The commission heard that Savoi had said that these payments were for Mkhwanazi’s marketing of the water purification plants which Intaka had supplied to the DoH in 2006. Savoi and Mkhwanazi had a gentleman’s agreement which culminated in the payment.

However, in an email read at the commission sent on 13 December 2007, Savoi mentions Rowmoor in relation to the 2007 DoH contract.

White said Rowmoor was, however, registered on 26 March 2007 and Mkhwanazi was made its sole director on 4 May 2007, on the same day he met with Intaka’s auditors and that he and Nkonyeni were scheduled to meet with Savoi.

He said it appeared Rowmoor was established on the request by Intaka.

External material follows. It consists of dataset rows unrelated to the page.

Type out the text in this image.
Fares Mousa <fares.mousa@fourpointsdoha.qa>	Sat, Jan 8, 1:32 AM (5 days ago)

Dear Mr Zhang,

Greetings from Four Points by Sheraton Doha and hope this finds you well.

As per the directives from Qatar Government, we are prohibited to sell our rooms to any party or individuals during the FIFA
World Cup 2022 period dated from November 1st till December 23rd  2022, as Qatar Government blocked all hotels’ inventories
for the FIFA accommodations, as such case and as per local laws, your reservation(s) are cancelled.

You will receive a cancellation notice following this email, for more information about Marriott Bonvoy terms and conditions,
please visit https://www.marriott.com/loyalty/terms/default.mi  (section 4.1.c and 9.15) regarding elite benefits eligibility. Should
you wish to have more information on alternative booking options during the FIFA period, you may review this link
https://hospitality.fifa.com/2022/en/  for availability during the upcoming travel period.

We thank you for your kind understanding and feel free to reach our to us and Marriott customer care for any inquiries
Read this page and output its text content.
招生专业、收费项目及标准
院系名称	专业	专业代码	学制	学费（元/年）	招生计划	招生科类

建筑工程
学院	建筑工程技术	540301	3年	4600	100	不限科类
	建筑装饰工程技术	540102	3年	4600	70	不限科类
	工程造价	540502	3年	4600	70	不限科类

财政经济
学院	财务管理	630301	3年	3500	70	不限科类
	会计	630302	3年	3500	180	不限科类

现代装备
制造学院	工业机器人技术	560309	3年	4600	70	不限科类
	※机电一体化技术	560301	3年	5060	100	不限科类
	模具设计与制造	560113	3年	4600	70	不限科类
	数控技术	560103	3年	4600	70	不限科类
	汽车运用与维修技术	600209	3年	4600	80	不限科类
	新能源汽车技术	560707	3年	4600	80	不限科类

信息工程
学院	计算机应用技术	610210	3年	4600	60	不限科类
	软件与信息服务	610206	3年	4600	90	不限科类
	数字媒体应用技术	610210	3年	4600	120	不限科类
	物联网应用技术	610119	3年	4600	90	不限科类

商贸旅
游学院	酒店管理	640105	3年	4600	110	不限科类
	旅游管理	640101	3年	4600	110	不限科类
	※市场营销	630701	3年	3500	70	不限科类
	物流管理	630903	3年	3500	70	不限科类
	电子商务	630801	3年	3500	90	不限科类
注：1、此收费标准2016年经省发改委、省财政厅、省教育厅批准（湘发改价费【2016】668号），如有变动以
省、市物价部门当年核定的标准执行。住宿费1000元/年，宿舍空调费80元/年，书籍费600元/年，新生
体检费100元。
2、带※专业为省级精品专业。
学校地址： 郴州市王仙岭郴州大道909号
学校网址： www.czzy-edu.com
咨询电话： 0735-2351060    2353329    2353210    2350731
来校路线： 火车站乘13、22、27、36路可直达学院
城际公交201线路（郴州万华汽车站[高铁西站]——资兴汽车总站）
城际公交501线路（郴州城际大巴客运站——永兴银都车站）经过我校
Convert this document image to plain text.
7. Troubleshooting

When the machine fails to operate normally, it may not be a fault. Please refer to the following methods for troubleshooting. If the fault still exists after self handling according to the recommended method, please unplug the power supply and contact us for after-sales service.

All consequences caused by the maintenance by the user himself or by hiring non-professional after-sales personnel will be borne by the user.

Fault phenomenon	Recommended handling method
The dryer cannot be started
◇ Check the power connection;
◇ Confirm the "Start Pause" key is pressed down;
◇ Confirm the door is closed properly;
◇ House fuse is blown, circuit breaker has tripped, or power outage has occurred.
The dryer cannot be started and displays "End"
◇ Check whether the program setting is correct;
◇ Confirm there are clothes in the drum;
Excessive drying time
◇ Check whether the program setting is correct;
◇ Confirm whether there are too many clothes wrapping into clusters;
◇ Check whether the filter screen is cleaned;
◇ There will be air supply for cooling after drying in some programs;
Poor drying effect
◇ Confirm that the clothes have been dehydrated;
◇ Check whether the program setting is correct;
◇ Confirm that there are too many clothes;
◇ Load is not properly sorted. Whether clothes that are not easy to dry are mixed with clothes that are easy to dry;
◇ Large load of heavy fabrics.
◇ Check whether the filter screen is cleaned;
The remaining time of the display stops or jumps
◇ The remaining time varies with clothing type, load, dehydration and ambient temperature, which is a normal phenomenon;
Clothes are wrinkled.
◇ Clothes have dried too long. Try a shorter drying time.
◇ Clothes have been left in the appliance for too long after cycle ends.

Nkonyeni had ongoing meetings, almost on a monthly basis, with Savoi, sometimes where Mkhwanazi was present, before and after the contract for the supply of the oxygen plants was signed, the commission heard.

This information was obtained from Savoi’s electronic diary, which was part of the documents police seized for investigations into the Amigos case, White said.

White said according to his recollection, Intaka paid for Nkonyeni and Mkhwanazi’s hotel stay sometime in November 2007 when the pair was scheduled to meet with Savoi.

He said that considering these meetings, it would be difficult to accept that Nkonyeni was not aware of the payments Intaka made to Rowmoor.